The practice in the theological seminaries of Scotland in those days was that, when a student of theology delivered any piece of trial, whether homily, lecture, exegesis, or exercise and addition, not only the professor, but the divinity students were called on to give their opinion on the manner and ability with which he had handled his subject. To this practice Dr. Brown rigidly adhered. The remarks of the students were usually on those pieces of trial delivered in their vernacular which they could best understand, and were in general very superficial, suggested more by prejudice or partiality than by knowledge or sound judgment. The Rev. Doctor himself brought up the rear. His remarks were chiefly, if not entirely, strictures on composition or pronunciation, in which he prided himself as having exquisite taste. The doctrine of the discourse, however, the learned professor seldom noticed. One solecism, or two or three ill-pronounced words, were sufficient to put the doctrine, whether Scriptural or anti-Scriptural, Popish or Protestant, entirely out of his head, and to make him pass it over as of comparatively little moment. The students who, year by year, constituted his class, presented a melancholy and dreary prospect as the rising generation of ministers. Their attainments, their exhibitions, their habits and conduct, as aspirants to the ministry, were, particularly during my first year at the Hall, miserable in the extreme. Many of them could not put three consecutive sentences together in prayer without having them written down, and placed in the bottom of their hats; they then read them aloud with all the outward semblance of devotion.
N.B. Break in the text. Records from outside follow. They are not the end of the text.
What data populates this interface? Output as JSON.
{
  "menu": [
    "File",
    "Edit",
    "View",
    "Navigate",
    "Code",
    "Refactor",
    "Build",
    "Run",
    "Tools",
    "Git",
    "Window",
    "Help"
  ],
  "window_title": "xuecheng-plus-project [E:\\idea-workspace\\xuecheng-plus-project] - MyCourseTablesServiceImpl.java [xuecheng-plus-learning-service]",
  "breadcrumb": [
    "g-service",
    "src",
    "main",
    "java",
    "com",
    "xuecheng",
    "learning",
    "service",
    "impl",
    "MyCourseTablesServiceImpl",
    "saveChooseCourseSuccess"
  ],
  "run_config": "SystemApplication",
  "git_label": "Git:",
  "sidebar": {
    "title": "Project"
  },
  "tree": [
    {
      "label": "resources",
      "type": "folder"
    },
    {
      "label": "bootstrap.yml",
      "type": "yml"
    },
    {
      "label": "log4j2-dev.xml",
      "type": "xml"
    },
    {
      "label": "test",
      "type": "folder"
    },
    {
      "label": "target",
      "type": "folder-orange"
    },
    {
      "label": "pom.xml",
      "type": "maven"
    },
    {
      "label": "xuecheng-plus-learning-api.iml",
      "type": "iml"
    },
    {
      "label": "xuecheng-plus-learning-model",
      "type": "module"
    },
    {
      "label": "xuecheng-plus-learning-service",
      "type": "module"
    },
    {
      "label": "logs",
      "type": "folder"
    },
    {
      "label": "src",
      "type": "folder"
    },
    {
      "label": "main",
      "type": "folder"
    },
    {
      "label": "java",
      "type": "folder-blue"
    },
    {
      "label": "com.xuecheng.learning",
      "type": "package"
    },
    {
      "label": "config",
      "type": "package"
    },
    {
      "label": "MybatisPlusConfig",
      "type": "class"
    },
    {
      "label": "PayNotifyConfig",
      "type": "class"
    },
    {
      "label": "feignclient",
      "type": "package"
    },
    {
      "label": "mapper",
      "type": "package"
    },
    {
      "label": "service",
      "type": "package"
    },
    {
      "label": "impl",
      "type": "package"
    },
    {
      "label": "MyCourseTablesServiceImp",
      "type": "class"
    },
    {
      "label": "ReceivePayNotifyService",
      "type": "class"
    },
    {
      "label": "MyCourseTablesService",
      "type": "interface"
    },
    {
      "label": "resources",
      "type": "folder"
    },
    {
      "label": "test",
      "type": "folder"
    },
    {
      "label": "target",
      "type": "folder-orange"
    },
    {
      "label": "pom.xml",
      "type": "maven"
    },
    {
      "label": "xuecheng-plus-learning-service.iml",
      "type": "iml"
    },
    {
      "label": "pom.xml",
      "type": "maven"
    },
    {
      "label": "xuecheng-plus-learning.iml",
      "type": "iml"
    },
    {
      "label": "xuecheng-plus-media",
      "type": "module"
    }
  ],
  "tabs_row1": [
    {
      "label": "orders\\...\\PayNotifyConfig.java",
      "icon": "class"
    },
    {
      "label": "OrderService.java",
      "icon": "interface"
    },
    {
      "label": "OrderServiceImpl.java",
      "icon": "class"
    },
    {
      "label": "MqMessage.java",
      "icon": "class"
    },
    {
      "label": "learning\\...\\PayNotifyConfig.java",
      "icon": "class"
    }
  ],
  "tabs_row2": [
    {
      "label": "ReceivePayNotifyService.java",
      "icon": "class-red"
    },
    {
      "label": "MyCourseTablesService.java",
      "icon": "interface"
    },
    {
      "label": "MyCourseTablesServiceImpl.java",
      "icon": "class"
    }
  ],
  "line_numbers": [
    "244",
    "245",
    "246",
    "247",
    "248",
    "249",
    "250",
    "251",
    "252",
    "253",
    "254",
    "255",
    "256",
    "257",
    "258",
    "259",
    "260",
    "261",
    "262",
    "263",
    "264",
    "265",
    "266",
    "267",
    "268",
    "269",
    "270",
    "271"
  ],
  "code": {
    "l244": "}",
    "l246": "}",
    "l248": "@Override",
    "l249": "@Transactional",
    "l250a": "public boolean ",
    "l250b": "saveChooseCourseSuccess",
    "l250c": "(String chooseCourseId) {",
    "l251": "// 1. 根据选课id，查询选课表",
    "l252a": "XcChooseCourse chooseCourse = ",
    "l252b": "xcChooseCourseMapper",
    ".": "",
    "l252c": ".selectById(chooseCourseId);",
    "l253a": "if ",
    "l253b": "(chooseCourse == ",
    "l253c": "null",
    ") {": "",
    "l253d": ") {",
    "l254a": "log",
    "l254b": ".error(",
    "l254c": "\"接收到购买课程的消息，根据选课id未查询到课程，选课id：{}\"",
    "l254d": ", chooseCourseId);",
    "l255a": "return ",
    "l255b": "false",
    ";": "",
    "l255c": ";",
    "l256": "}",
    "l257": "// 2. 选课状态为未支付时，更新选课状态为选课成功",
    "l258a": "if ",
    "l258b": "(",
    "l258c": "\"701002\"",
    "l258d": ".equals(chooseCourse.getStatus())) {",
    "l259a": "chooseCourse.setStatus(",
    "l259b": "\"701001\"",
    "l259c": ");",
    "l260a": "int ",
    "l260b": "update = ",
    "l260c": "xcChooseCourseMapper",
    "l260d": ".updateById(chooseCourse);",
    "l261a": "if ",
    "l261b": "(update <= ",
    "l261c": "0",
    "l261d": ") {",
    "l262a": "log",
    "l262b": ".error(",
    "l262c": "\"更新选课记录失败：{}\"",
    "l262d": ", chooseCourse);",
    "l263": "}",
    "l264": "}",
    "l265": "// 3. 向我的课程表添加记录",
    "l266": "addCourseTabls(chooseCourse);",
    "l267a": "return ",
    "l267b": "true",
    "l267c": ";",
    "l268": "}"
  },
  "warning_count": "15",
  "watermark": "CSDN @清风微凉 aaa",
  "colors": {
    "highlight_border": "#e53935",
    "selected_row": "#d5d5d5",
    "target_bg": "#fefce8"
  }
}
When an exegesis was delivered - usually on some given subject of polemical theology, illustrated in the Latin tongue - Dr. Brown, observing the usual practice, called upon the students to deliver their opinions. But as these opinions could only be expressed in the language in which the exegesis was delivered, the doctor's call was usually responded to by a prudent silence. He then proceeded to pronounce upon the subject his own verdict, characterised indeed by its usual want of depth, but expressed in Latin which was at once fluent, classic, and elegant. This latinity had all the native ease of a living language, and George Buchanan could not have expressed him self more accurately.